The California High-Speed Rail Authority, ridiculed for its secrecy, mismanagement, conflicts of interest and crazy overspending — and for choosing as the California bullet train's first leg a “route to nowhere” between the dusty towns of Corcoran and Borden — has just approved a new leg that extends the troubled project south to Bakersfield.

If you shut your eyes you can pretend Bakersfield is an L.A. suburb, and that the $43 billion train is coming to the edge of an actual city, Los Angeles. Nothing against pretty Bakersfield.

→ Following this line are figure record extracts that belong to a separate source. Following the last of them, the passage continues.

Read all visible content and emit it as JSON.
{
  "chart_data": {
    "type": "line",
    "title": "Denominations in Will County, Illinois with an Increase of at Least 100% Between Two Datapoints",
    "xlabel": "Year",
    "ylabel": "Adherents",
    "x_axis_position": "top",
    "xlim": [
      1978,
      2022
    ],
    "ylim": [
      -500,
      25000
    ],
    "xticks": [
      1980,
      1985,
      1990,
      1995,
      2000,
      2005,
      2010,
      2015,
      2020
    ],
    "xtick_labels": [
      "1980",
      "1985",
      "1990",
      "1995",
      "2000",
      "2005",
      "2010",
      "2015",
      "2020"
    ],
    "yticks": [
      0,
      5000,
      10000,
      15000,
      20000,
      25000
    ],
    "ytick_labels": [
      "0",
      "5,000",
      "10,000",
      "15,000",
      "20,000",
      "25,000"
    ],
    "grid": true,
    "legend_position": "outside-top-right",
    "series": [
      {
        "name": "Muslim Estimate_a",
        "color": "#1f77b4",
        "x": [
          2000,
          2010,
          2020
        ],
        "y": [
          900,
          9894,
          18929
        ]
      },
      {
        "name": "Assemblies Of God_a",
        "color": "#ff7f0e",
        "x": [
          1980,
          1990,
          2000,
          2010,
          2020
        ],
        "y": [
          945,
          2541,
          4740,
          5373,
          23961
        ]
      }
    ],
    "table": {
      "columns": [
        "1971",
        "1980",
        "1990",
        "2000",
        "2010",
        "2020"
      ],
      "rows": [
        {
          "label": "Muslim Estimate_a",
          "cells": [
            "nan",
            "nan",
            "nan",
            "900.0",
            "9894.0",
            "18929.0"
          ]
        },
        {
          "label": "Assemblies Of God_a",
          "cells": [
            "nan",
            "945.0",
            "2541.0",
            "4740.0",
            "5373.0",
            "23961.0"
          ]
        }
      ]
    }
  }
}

But chances the train will make it to L.A. seem increasingly iffy:

The feds insisted Bakersfield be added to the route, or the Obama Administration would withhold $616 million in federal money scooped up from Ohio and Wisconsin — states who rejected the federal cash and refused to build high-speed trains, citing uncontrollable costs that sap taxpayers' pocketbooks.

The rail authority's spokeswomen, Rachel Wall, told the Bakersfield Californian, “We cannot get to Los Angeles without going to Bakersfield.”

But will this fantastically costly project ever happen, even with the big-time federal help promised by President Barack Obama?

An EIR set to be publicly released in January will be replete with route problems cited by farmers in Kern County, and other parts of California, who say the land-gobbling rail project will claim too much critical crop land.

The biggest bullet train story in 2011 is going to be the numerous and disparate opponents to the routes that are being chosen amidst too much secrecy and in-fighting on the Rail Authority's board.

If the farmers ever get together with the furious residents of Bay Area towns like Burlington and Palo Alto, where hundreds of people even protested the bullet train in the rain (an interesting way to gauge ferocity of beliefs in California), the California high-speed rail project could be in serious trouble.